Ce type de production n'existe pas pour la qualité de son histoire, mais pour son nombre de batailles sanglantes. Il y en a pour les fins et les fous, gavant les plus exigeants, saturant les autres au passage. Les effets spéciaux sont tellement omniprésents et évidents qu'ils finissent par donner le tournis. Surtout lorsqu'on voit le tout en 3D. Le rendu technique est toutefois loin d'équivaloir à celui d'Avatar. Les bêtes sont hideuses, il y a régulièrement des problèmes de dimensions (parfois les orcs sont minuscules et à d'autres endroits énormes) et on a souvent l'impression de se retrouver devant un banal jeu vidéo. Un sentiment qui est sûrement voulu, quoique le film possède une très faible valeur cinématographique.
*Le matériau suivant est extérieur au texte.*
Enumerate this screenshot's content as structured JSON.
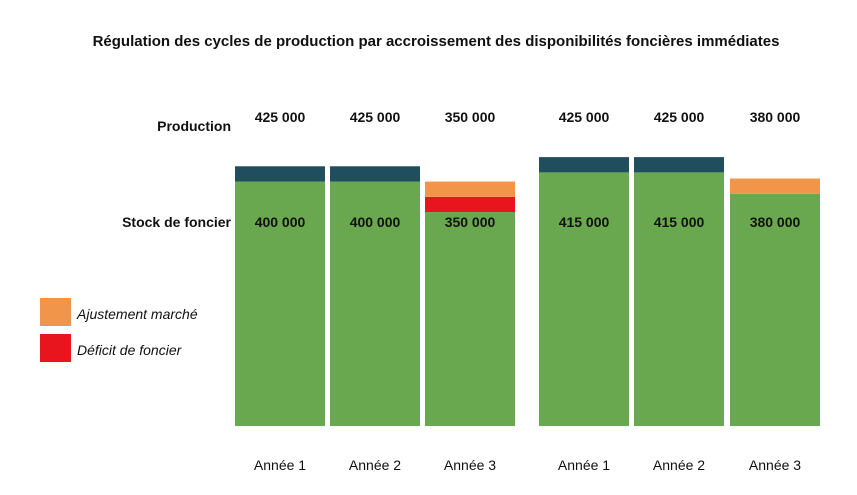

Sa réalisation aurait pu être effectuée par n'importe qui (même l'infâme Uwe Boll pour une fraction du prix) et un montage déficient finit par nuire à l'action.
Étrangement, ce malaise s'évanouit presque au bout d'une heure lorsque le spectateur s'est habitué à cette intrigue sans queue ni tête et à la laideur de la finition esthétique. C'est là qu'un certain plaisir coupable peut ressortir. Quelques scènes de tension sont réellement réussies et le ton grandiloquent à l'ambition et à la prétention dans le tapis fait sourire. C'est comme si c'est à ce moment que l'effort acceptait sa vocation kitch en se vautrant volontairement dans l'autodérision.
Cela ne fait pas de Warcraft une meilleure création pour autant. Seulement quelque chose d'un peu plus digeste. À classer plus près du terrible Dungeons & Dragons et de la douteuse trilogie du Hobbit que du mythique Lord of the Rings qui demeure encore la référence en la matière, cette transposition du populaire jeu vidéo se complaît dans un médium qui n'est pas le bon. Au lieu d'un long métrage éparpillé de deux heures, on aurait dû avoir une série télévisée en 24 épisodes. Peut-être que ce sera le cas de la suite si jamais il y en a une.